5. An animal tracking system according to any of the preceding claims, wherein the implantable device further comprises a memory for storing configuration and/or status parameters including one or more of a unique identification code; details of a keeper of an animal; a state of charge of the rechargeable power source; a frequency at which the location signal is to be transmitted; and geofence parameters defining the borders of a geographic region defining a confinement zone for an animal.

6. An animal tracking system according to claim 5, wherein the radio transmitter also transmits one or more of the configuration and/or status parameters, such as the state of charge of the rechargeable power source.

7. An animal tracking system according to any of the preceding claims, wherein the rechargeable power source is a lithium ion; a lithium ion polymer battery and/or a supercapacitor.

8. An animal tracking system according to any of the preceding claims, wherein the implantable device is housed within a sealed housing made from a biocompatible material.

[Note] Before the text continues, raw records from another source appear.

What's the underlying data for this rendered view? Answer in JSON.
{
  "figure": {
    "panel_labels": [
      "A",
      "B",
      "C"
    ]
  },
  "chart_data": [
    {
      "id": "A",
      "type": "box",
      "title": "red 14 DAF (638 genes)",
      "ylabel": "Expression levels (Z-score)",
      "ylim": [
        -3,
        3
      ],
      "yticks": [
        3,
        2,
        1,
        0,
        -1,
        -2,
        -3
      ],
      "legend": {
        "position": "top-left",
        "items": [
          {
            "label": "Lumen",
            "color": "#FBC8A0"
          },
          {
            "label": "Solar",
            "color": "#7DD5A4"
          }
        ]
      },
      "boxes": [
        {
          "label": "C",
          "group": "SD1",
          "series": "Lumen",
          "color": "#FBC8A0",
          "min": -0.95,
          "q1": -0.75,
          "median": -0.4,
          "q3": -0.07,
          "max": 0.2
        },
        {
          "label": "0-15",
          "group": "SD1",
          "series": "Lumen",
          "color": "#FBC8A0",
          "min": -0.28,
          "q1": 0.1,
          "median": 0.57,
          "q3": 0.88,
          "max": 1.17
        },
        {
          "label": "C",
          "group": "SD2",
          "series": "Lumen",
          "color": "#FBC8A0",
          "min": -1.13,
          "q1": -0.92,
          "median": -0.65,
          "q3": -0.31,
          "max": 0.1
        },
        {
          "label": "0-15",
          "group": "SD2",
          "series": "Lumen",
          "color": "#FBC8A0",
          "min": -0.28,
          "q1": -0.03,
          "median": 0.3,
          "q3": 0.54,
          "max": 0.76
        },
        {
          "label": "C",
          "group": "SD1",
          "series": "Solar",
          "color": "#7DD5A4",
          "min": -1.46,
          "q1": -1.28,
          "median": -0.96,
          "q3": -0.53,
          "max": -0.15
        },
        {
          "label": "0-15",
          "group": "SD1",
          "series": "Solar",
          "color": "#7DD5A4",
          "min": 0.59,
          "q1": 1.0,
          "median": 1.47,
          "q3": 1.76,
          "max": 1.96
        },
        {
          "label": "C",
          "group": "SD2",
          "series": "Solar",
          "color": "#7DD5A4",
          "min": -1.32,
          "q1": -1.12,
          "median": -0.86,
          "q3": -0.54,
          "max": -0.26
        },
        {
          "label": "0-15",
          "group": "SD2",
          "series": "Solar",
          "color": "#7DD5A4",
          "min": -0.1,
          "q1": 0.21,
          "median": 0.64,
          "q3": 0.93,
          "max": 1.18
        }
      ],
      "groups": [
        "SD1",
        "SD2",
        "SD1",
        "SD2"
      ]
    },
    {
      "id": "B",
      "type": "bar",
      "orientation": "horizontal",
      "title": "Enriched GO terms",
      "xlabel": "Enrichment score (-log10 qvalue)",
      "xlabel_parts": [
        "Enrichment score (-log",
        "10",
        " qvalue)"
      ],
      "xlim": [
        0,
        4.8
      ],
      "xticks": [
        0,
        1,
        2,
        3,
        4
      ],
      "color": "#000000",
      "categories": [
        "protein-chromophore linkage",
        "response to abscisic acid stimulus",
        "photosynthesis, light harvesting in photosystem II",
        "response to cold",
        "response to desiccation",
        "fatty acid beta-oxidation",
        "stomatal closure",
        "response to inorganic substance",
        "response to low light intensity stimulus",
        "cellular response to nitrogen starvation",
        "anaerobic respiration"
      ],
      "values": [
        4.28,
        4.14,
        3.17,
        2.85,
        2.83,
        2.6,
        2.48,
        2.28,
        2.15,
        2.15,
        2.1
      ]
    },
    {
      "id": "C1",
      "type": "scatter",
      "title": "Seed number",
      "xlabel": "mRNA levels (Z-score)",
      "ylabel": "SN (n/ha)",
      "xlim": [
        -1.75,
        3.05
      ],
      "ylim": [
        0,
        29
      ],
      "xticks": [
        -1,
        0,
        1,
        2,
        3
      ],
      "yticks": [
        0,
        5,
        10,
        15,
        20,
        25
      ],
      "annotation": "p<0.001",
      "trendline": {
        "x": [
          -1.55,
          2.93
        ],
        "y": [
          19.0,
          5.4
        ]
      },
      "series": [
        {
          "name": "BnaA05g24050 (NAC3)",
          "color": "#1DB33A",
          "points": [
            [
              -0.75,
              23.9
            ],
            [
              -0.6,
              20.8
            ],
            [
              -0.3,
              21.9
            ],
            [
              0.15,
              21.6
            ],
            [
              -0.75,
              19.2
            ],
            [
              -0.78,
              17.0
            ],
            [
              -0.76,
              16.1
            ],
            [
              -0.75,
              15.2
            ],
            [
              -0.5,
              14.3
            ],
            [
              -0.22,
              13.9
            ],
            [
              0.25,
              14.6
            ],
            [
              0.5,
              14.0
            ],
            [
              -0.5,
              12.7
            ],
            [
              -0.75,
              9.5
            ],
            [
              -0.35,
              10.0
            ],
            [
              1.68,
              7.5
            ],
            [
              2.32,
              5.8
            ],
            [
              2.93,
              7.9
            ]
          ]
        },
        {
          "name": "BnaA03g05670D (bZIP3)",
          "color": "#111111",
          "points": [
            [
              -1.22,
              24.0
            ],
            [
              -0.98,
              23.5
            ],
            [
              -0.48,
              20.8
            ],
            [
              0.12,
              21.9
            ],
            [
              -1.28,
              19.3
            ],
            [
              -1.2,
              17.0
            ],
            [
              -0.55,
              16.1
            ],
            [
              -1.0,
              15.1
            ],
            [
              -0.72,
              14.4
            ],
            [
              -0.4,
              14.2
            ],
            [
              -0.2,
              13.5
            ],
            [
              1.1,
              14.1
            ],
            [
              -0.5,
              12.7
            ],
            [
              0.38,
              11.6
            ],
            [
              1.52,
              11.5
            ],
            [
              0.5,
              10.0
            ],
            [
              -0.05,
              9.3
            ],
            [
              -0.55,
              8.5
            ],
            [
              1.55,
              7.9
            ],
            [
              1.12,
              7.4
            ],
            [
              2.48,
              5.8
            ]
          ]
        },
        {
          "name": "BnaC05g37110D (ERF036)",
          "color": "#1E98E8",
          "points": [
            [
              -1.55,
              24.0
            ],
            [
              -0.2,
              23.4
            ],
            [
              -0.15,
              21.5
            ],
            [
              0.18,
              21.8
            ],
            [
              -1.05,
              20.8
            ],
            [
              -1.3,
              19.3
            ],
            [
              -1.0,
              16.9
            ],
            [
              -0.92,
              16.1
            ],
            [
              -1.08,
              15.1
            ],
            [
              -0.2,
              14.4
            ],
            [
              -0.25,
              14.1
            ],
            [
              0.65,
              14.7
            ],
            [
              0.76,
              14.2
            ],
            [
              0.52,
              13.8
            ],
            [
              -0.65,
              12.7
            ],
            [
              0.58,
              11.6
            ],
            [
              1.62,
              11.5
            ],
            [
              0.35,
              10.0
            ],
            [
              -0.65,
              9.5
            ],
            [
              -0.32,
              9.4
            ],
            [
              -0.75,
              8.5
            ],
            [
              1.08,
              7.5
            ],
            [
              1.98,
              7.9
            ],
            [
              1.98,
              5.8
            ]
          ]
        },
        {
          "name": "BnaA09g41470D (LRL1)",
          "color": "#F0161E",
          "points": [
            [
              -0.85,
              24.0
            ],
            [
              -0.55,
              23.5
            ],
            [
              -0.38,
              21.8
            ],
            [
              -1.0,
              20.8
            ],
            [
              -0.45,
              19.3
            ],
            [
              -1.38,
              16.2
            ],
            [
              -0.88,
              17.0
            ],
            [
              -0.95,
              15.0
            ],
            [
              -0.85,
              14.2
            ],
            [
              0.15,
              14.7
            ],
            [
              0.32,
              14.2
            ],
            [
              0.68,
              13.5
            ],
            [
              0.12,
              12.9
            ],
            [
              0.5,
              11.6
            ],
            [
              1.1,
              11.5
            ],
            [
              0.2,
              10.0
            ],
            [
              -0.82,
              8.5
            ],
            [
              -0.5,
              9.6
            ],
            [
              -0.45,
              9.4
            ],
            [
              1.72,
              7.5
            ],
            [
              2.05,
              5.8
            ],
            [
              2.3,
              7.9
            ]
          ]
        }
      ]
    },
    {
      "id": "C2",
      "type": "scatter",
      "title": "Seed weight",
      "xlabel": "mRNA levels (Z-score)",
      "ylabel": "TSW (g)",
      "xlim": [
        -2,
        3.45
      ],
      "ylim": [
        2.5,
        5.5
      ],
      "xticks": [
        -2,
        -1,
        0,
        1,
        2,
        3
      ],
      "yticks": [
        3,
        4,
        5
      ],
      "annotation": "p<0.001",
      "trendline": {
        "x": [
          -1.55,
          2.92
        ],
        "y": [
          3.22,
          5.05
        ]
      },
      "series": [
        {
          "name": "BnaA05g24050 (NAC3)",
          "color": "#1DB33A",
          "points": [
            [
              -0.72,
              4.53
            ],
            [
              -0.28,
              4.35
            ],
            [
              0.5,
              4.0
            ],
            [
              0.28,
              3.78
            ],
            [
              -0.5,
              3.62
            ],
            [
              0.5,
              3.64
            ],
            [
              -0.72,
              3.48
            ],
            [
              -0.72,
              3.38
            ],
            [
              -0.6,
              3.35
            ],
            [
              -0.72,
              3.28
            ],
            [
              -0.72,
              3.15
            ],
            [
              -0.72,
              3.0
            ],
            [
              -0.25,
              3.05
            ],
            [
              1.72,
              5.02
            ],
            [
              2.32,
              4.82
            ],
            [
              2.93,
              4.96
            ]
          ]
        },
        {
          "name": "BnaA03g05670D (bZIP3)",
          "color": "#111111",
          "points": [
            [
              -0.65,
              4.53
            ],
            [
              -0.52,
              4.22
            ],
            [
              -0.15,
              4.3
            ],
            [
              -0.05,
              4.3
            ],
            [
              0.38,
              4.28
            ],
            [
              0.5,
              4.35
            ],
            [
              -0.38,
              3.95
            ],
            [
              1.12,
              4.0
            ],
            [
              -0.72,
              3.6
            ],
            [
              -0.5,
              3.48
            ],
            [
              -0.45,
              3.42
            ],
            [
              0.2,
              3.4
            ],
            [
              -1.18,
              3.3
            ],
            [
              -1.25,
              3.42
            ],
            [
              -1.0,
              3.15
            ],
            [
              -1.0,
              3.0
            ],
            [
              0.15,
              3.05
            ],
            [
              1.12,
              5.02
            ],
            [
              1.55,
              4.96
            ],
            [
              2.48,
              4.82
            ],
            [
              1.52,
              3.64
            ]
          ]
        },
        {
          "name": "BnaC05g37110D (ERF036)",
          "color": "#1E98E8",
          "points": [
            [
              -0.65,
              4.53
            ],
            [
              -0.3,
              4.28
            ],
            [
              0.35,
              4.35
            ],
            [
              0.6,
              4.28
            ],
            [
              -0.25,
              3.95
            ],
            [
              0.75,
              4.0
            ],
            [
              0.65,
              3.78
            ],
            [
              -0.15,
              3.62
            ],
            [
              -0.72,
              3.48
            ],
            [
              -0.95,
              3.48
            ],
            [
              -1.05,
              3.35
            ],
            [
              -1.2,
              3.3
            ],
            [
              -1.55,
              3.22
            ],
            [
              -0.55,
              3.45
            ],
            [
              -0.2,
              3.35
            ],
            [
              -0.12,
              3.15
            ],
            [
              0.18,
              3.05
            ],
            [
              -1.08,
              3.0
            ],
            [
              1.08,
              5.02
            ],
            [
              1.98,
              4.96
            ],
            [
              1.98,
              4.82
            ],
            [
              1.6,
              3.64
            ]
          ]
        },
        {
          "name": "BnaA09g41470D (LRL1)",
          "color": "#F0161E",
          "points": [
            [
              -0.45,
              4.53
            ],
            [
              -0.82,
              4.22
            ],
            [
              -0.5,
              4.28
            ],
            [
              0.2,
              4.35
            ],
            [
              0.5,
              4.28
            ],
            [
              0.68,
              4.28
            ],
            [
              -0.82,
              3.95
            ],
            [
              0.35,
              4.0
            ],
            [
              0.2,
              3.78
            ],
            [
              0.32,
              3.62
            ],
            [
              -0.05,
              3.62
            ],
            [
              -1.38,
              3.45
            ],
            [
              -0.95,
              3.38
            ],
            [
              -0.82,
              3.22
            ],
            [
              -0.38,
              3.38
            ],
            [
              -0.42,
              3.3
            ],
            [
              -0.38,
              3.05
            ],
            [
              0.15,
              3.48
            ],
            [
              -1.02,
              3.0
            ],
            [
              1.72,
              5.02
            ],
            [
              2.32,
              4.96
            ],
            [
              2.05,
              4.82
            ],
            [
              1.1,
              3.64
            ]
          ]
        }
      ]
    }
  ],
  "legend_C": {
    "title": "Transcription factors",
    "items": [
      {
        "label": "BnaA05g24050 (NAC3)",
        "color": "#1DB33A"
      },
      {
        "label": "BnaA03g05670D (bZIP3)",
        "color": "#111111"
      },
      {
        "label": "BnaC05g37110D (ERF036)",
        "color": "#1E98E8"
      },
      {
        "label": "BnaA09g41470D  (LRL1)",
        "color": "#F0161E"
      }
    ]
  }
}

9. An animal tracking system according to any of the preceding claims, wherein the external charging device comprises an oscillator for energising the second inductive charging coil with alternating current.

10. An animal tracking system according to any of the preceding claims further comprising a server coupled to a receiver adapted to receive the location signal, the server being adapted to store the detected location indicated by the location signal and a timestamp associated with the detected location.

11. An animal tracking system according to claim 10, wherein the server stores geofence parameters defining the borders of a geographic region defining a confinement zone for an animal, the server being adapted to respond to the detected location being outside the confinement zone by issuing an alert.

12. An animal tracking system according to claim 10 or claim 11 when dependent on claim 6, wherein the receiver is adapted to receive the one or more configuration and/or status parameters and the server is adapted to store the one or more configuration and/or status parameters.

13. An animal tracking system according to claim 12, wherein the server is coupled to a transmitter to enable the one or more configuration and/or status parameters to be updated.

14. An animal tracking system according to any of claims 10 to 13, wherein the server is adapted to respond to a request for historical location data for an animal by retrieving detected locations with associated timestamps earlier than a predefined time associated with the request.